South Africa’s white farmers have been desperately trying to sell their lands at record pace ahead of planned government land seizures, according to a local farmer’s union. However, there are no buyers.
Omri van Zyl, head of the Agri SA union, which represents mainly white farmers, said: “The mood among our members is very solemn. They are confused about the lack of any apparent strategy from the government and many are panicking. So many farms are up for sale, more than we’ve ever had, but no one is buying.”
Investors in South Africa are worried that the economy would contract the way it did in Zimbabwe under President Robert Mugabe, who also seized land from whites. The country’s economy hasn’t recovered since then, with inflation reaching 89.7 sextillion percent during the peak of the crisis, according to some estimates.
“Markets are sensitive to anything perceived to be ‘Zimbabwe-fication’ on the land-reform front,” Henrik Gullberg, executive director of emerging-market strategy at Nomura, told Bloomberg.

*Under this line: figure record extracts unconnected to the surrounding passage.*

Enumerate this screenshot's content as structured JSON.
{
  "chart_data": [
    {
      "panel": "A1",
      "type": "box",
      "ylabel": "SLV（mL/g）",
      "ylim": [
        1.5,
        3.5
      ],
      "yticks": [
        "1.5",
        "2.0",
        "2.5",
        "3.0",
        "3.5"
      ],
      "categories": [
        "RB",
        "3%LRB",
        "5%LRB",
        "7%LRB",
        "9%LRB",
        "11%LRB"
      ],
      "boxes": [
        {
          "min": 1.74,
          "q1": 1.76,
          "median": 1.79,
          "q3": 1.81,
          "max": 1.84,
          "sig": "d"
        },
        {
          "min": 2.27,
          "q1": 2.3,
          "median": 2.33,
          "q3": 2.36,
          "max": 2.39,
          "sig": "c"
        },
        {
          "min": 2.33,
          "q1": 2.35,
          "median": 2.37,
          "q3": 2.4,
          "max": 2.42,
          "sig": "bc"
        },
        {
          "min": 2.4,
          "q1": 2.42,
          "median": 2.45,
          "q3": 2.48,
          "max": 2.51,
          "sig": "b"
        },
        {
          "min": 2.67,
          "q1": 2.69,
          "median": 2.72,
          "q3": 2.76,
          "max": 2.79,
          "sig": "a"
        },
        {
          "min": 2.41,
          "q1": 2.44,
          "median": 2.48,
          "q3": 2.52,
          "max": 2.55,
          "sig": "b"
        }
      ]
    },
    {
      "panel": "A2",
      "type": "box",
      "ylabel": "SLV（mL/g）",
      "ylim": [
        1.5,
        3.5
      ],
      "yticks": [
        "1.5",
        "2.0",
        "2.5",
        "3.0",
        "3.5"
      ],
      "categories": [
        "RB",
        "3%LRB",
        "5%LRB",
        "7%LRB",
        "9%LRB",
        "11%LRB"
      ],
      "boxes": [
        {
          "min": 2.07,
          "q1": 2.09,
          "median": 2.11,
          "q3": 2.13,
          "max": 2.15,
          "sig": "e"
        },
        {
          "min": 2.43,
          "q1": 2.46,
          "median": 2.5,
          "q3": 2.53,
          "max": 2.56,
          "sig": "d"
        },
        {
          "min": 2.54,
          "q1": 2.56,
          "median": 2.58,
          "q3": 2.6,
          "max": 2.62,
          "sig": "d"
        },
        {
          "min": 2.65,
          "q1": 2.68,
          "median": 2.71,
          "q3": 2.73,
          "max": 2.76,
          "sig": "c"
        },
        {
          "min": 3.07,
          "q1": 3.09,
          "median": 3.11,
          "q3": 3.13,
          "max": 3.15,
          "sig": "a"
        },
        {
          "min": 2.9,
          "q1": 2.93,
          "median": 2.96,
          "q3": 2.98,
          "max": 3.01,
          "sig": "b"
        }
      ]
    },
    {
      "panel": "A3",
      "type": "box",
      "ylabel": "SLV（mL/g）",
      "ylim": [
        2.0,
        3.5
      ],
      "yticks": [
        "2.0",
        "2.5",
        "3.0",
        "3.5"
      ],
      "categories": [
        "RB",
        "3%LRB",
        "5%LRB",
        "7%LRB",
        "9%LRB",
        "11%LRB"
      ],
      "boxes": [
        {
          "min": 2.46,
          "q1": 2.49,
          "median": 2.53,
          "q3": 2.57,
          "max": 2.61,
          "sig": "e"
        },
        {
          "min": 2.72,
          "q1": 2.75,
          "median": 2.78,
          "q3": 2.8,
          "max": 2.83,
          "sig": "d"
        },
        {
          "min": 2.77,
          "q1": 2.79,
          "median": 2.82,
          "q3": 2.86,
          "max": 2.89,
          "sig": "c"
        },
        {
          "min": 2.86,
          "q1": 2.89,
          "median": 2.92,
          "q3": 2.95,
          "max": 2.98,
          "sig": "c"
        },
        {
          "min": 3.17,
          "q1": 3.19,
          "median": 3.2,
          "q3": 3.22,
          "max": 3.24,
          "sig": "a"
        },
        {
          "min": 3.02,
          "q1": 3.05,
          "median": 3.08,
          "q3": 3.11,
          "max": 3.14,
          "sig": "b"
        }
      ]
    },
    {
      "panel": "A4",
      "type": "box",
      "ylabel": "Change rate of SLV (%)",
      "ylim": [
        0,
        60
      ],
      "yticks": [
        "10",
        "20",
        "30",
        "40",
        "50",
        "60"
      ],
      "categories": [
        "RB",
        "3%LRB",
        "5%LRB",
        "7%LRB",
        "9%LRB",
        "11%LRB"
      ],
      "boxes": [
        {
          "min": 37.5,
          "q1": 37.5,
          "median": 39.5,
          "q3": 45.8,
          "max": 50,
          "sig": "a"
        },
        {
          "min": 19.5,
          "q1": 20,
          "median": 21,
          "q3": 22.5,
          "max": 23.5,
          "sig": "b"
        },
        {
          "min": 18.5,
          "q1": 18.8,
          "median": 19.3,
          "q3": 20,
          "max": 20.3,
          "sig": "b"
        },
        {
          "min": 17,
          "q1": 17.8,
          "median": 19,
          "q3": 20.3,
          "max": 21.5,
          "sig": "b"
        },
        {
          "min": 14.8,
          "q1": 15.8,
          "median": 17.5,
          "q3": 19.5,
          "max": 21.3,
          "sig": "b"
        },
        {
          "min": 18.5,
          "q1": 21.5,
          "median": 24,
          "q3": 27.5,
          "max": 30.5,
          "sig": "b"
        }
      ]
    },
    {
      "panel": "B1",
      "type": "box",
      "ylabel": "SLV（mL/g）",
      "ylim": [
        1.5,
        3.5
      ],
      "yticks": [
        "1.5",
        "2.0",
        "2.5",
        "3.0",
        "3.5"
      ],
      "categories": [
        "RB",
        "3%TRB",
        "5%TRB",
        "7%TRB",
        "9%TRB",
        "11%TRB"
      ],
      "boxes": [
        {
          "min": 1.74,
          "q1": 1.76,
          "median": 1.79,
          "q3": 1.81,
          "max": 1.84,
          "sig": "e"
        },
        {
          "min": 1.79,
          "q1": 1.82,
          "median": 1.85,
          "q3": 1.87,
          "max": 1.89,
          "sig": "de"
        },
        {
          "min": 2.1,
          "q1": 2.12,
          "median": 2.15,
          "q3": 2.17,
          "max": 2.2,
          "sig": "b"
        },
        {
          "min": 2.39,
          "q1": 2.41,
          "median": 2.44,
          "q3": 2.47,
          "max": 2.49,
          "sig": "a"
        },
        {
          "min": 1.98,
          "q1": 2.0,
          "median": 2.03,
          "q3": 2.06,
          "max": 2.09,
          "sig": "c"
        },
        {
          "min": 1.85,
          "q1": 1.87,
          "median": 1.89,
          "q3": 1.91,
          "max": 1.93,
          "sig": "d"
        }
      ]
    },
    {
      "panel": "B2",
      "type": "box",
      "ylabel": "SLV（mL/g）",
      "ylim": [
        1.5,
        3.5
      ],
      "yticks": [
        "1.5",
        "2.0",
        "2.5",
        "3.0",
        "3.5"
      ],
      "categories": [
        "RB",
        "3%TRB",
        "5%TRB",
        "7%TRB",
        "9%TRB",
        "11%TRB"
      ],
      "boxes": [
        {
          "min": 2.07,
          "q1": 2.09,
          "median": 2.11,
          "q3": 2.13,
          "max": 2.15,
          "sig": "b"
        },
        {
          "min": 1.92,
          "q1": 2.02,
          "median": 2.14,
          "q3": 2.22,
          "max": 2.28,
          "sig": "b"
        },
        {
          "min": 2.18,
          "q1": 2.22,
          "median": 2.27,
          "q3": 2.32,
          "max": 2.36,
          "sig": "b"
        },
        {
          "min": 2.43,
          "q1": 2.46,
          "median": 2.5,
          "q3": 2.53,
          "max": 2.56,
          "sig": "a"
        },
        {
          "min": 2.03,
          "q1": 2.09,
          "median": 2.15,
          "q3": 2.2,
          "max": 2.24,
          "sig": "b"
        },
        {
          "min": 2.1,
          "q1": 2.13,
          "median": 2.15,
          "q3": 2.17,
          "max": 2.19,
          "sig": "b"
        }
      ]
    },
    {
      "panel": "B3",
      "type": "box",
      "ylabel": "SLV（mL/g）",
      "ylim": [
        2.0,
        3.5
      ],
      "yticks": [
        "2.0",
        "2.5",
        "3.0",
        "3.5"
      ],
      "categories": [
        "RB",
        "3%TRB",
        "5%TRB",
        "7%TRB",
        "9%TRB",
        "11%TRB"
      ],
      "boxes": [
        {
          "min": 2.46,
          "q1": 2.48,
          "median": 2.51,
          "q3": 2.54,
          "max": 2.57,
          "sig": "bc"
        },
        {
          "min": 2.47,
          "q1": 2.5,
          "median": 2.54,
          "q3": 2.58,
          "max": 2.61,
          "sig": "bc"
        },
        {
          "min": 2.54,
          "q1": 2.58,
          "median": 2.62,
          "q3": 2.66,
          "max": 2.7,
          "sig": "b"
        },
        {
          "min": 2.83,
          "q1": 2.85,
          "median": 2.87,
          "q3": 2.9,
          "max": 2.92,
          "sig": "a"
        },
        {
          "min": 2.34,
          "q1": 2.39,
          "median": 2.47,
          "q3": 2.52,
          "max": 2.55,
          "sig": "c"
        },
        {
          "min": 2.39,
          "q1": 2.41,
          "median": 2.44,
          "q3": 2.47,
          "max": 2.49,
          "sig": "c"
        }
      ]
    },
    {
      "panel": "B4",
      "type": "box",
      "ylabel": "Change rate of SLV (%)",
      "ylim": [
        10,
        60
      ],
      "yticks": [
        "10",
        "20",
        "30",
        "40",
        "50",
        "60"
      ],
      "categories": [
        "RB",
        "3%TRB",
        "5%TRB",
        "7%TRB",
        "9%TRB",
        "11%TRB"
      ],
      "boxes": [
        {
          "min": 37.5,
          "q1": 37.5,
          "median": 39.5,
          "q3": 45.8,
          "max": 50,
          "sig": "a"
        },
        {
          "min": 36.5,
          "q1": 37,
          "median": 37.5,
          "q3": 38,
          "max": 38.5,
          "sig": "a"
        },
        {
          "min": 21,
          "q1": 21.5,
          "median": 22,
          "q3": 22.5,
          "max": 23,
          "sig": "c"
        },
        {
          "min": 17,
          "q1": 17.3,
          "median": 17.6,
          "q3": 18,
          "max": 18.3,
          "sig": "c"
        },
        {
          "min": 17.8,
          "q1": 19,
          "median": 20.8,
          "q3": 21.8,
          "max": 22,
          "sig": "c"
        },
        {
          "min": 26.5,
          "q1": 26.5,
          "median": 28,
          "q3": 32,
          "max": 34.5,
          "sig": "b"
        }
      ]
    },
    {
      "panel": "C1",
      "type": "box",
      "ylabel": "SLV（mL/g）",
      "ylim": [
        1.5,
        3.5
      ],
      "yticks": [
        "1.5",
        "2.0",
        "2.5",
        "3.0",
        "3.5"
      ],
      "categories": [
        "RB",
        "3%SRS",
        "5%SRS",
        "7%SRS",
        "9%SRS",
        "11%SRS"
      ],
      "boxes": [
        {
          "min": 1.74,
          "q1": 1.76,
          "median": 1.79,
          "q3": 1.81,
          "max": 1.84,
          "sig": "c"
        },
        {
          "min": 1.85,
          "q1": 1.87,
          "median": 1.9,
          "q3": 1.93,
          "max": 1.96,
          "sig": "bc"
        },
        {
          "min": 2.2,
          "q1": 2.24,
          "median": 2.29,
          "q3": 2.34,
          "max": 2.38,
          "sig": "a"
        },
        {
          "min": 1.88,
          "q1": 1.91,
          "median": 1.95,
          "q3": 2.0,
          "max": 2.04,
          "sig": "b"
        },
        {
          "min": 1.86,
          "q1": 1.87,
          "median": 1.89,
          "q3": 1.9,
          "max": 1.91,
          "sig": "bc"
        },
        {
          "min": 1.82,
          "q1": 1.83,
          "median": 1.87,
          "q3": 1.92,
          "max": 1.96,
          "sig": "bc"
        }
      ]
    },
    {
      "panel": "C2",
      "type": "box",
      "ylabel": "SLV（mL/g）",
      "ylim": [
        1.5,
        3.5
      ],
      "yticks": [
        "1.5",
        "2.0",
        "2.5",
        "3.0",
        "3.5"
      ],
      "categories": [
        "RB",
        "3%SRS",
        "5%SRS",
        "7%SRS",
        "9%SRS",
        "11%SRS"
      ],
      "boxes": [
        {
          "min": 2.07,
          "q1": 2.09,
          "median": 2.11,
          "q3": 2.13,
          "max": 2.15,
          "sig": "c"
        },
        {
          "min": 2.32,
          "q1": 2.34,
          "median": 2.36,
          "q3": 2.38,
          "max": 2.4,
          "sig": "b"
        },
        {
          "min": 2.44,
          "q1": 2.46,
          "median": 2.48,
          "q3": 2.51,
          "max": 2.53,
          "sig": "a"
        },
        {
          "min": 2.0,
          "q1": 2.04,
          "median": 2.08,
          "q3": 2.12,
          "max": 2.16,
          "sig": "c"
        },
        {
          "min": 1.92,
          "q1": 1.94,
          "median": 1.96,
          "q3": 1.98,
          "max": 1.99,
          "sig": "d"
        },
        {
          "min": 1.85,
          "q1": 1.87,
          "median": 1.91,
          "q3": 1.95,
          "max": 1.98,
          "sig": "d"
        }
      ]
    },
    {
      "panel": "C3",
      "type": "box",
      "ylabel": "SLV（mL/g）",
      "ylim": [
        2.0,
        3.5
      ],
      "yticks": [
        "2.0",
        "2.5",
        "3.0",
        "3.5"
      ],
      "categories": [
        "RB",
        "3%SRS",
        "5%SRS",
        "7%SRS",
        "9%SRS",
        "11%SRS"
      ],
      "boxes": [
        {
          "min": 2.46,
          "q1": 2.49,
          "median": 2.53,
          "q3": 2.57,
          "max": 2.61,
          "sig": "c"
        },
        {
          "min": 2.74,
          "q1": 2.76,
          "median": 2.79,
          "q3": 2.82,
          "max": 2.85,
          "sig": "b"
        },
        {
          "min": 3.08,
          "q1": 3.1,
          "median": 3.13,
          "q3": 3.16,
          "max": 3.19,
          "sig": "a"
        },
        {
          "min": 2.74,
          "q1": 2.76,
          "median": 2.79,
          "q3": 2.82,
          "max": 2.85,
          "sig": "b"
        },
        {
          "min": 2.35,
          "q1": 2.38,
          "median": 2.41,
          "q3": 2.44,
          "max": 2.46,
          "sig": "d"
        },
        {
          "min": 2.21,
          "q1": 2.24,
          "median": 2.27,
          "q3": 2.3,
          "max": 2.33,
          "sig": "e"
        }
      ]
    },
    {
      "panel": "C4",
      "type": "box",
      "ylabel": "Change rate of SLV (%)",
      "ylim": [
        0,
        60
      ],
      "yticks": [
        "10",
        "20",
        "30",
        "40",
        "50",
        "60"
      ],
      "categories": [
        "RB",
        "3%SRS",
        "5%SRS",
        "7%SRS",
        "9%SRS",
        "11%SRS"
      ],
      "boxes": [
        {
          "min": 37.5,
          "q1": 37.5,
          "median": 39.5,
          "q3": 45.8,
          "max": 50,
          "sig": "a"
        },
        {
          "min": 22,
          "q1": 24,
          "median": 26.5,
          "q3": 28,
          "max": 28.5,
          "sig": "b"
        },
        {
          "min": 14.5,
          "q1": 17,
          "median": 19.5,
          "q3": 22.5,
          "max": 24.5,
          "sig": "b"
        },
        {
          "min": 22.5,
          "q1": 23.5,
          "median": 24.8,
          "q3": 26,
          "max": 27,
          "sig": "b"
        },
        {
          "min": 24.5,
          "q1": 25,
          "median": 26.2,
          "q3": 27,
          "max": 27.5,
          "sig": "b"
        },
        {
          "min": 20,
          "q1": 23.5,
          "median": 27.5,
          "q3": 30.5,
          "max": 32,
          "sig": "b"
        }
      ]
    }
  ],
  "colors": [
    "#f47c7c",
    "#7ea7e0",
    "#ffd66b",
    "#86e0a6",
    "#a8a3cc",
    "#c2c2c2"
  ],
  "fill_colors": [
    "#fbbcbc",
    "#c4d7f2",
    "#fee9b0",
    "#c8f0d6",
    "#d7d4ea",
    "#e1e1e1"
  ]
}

Last week, South Africa’s governing party ANC chairman Gwede Mantashe fueled the farmers’ panic by announcing upcoming seizures. “You shouldn’t own more than 12,000 hectares of land and therefore if you own more, it should be taken without compensation,” Mantashe told News24. Minority rights group AfriForum has warned the move would be “catastrophic.”
The South African government says it wants to settle the land issue, a major point of contention in the predominantly black country, where 72 percent of private land is owned by the minority white population. It wants to redistribute the land to the black population of the country after taking it away from several thousand white commercial farmers.